Unlike the scheme in Ireland, where payments are treated as earnings from self-employment for taxation purposes, the LABA inititiative sees the artists paid as employees of Strike A Light through PAYE.

Rethinking support for artists

Lynette Dakin, Executive Director of Strike A Light, said she wants to "challenge entrenched systems and consider new ways of working".

"LABA is about rethinking how artists are supported and, even more broadly, how we can support people without pressure or preconceived outcomes, without hoop-jumping; in ways that make it clear that people’s value is not the same thing as their ‘productivity’.

"We are hugely grateful to the Arts Council who awarded us an uplift in our NPO to support this work. The majority of our uplift went directly to the salaries of these artists.

"We look forward to sharing the findings of this work with them and the wider sector to support and advocate for a step-change in how artists are supported.”

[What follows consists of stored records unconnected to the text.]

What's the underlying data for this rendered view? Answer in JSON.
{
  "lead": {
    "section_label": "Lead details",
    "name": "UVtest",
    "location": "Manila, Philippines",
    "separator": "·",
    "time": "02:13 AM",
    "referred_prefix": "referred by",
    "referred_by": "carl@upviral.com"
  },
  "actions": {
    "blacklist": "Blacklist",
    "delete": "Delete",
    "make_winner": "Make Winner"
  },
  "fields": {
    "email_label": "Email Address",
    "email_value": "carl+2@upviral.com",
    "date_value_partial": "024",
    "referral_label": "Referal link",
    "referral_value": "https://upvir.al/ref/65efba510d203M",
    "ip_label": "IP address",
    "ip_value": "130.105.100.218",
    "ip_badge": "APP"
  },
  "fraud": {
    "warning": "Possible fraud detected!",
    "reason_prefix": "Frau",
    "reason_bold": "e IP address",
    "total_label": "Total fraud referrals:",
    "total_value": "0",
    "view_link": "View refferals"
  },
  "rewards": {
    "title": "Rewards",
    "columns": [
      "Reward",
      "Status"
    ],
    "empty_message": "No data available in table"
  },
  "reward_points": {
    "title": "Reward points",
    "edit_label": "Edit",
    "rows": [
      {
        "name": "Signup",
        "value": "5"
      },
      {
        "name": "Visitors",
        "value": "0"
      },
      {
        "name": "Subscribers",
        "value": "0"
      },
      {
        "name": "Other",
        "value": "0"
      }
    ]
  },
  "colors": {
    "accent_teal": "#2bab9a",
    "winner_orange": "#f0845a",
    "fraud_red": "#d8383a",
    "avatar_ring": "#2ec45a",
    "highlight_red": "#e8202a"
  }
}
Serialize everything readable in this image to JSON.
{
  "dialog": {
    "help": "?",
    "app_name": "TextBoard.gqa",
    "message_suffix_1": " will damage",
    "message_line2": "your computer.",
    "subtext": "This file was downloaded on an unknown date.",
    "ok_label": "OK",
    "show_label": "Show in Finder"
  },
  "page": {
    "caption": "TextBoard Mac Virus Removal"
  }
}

Strike A Light focuses on bringing arts and culture to people within community spaces. Previous projects have included a live dance performance on a moving train, a parkour and acrobatics flashmob in a public square, a streetdance takeover of a sports hall, as well as youth theatre performances.

'Revolutionary scheme'

The four artists being funded through the initiative are Munotida Chinyanga, Viv Gordon, Ed Patrick and Jamaal O’Driscoll.

Patrick, also known as 'Kid Carpet' is a musician, video and theatre maker. "Let Artists Be Artists is a brilliant and revolutionary scheme which recognises and values artists," he said. 

"It begins to normalise the haphazard area where art meets economics and salaries.

"Getting appointed to this opportunity/award/scheme/job will enable me to develop my practice, increasing the scale of work that I can offer in primary schools and get some mind-blowing, transformative, co-creative kids projects off the ground."

*This article was updated on 15 December to amend this figure to €325 a week, rather than a month as was previously stated.